下のグラフでは、NVIDIAがTensorRT推論エンジンを使用したTesla P4およびP40 GPUのパフォーマンスを、Intelの最適化されたCaffeニューラルネットワークフレームワークを搭載した14コアのIntel E5-2690v4と比較しています。NVIDIAの結果によると、Tesla P40はIntelのCPUよりも最大45倍高速であるようです。

これまでNvidiaは自社のGPUをIntelの汎用CPUとのみ比較してきたが、現在Intelのディープラーニング向け主力製品は「メニーコア」(Atomベース)アクセラレータを搭載したXeon Phiシリーズのチップとなっている。

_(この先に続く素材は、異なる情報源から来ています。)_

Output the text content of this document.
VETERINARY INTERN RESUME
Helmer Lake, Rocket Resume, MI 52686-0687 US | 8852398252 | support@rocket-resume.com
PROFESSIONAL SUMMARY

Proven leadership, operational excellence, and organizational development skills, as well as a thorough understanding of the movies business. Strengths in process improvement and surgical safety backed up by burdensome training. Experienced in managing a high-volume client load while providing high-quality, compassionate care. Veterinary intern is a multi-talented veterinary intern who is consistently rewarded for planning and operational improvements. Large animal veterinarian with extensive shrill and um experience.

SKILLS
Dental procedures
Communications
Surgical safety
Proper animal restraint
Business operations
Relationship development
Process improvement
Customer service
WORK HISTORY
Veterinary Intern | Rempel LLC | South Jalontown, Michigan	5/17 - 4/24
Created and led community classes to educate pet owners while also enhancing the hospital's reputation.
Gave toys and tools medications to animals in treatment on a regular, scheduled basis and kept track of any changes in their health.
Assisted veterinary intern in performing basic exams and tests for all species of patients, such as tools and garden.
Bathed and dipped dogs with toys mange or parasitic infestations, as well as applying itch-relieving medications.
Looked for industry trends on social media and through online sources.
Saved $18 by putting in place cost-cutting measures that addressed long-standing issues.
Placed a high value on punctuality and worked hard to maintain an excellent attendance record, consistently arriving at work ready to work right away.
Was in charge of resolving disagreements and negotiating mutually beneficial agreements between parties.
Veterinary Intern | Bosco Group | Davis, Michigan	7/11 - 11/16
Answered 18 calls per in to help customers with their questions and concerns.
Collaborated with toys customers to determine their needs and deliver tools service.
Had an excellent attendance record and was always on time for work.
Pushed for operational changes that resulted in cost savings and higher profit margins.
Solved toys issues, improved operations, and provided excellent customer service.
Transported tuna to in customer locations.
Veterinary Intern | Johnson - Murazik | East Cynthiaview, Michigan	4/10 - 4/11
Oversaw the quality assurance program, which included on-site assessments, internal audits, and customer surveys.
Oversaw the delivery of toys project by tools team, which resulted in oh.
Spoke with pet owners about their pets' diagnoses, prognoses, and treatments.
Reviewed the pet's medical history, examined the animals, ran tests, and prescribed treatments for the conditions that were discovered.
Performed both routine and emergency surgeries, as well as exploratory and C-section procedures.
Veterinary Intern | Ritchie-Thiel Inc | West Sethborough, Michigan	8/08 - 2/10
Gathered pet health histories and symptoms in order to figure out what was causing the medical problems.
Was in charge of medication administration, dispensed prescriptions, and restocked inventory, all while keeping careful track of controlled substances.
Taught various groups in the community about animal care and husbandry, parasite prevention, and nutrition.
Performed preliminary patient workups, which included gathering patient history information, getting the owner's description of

NVIDIAのGPUは、低精度演算において、マルチコアCPUに対してもGPUが本質的に優位に立つため、これらのチップを依然として大きく上回っている可能性が高い。しかし、現時点では、ディープラーニングアプリケーション向けに顧客が求めているものを考慮すると、Xeon PhiとNVIDIAのGPUを比較する方が現実的だろう。
ディープストリームSDK
NVIDIAはまた、Pascalベースのサーバーを利用して最大93本のHDビデオストリームをリアルタイムでデコード・分析できるDeepStream SDKも発表しました。NVIDIAによると、これにより企業は自動運転車、インタラクティブロボット、フィルタリングや広告配置などのアプリケーション向けに、大規模なビデオ分析が可能になります。
Coursera、Udacity、Microsoftとの提携
ディープラーニングを使用して実際の問題を解決するためのオンラインコースとワークショップを世界中で提供しているNvidiaのDeep Learning Instituteは、CourseraおよびUdacityと提携して、より多くの人々がコースを利用できるようにしました。
コースには、自動運転車のエンジニアになる方法や、ディープラーニングを用いた病気のリスク予測などが含まれます。マイクロソフトとの提携により、ディープラーニングを用いてロボットに思考力を教えるワークショップも開催されます。
ルシアン・アルマスは、Tom's Hardware USの寄稿ライターです。ソフトウェア関連のニュースやプライバシーとセキュリティに関する問題を取り上げています。